Allah’ım, senin inâyetin, merhametin bizimle beraber oldukça, şeytandan, o alçak hırsızdan (nefs-i emmâre) ne korkumuz olur? Sen, bizimle beraber olup, bizi korudukça, ayakaltında yüz binlerce tuzak olsa da önemi yoktur.”

“O kerem sahibi, namazda gizlenmiştir; gönül namazı kılan, kendini tamamıyla Allah’a veren kuluna lütuf ve ikramda bulunur! O’nun affı ve mağfireti, günaha şeref elbisesi giydirir de böylece o günahı affedilmeye, ihsana, kurtuluşa vesile eyler, sebep kılar!”

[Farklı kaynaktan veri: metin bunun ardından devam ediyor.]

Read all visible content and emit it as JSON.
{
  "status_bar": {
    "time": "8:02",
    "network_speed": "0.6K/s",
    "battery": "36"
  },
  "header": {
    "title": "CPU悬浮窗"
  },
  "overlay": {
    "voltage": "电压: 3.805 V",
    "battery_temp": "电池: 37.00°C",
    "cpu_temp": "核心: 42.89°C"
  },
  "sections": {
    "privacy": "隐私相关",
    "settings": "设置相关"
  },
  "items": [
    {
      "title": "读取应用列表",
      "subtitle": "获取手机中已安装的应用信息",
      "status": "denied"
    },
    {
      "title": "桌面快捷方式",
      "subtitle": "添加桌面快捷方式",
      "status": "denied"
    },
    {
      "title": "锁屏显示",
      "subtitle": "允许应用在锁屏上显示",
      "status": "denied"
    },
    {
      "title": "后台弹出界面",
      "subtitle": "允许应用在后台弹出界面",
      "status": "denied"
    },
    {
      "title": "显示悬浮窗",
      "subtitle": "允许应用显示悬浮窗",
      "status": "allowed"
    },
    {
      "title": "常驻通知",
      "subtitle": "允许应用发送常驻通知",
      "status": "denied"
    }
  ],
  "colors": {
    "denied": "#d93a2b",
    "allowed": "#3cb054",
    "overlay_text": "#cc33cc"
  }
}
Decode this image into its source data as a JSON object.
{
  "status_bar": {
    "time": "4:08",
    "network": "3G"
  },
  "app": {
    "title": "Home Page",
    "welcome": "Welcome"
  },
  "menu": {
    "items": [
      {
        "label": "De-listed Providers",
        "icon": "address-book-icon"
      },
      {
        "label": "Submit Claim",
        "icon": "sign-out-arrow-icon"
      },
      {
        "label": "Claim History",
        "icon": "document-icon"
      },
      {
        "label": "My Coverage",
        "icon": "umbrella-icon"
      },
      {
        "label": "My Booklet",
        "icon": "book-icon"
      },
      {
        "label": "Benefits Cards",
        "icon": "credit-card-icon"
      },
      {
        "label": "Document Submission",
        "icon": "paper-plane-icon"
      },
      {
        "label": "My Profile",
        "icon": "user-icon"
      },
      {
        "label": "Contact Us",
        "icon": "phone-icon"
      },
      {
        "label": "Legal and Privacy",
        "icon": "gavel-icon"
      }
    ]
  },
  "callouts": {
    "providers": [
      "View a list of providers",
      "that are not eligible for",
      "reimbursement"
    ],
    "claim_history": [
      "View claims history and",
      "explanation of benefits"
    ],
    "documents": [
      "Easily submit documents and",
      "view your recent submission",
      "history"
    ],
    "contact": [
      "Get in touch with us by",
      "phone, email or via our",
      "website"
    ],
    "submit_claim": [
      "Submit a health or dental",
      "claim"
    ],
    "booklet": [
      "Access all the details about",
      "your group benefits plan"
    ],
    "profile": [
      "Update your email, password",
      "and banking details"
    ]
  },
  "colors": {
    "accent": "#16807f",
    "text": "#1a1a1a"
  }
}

“Bu namaz da, oruç da, hac da, Allah yolunda savaş da hep insanın ezeldeki sözleşme inancının şahitleridir.”

‘Ben namazda Rabbim’e yönelirim; O’nun iltifatına alışmışımdır.’

‘Namaz, gözümün nurudur.’ sırrı zuhur eder; gözlerim nurlanır, içim açılır. Namazda, içimde duyduğum rahatlıktan, manevî zevkten ötürü ruhumun penceresi açılır da, oradan vasıtasız olarak Allah’tan haberler gelir, ilham gelir. Allah’ın ilhamı, feyz yağmuru, rahmeti, nuru, ezeldeki kaynağımdan ve hakikatimden gelir, penceremden evime girer. Penceresi olmayan bir ev, cehennem gibidir.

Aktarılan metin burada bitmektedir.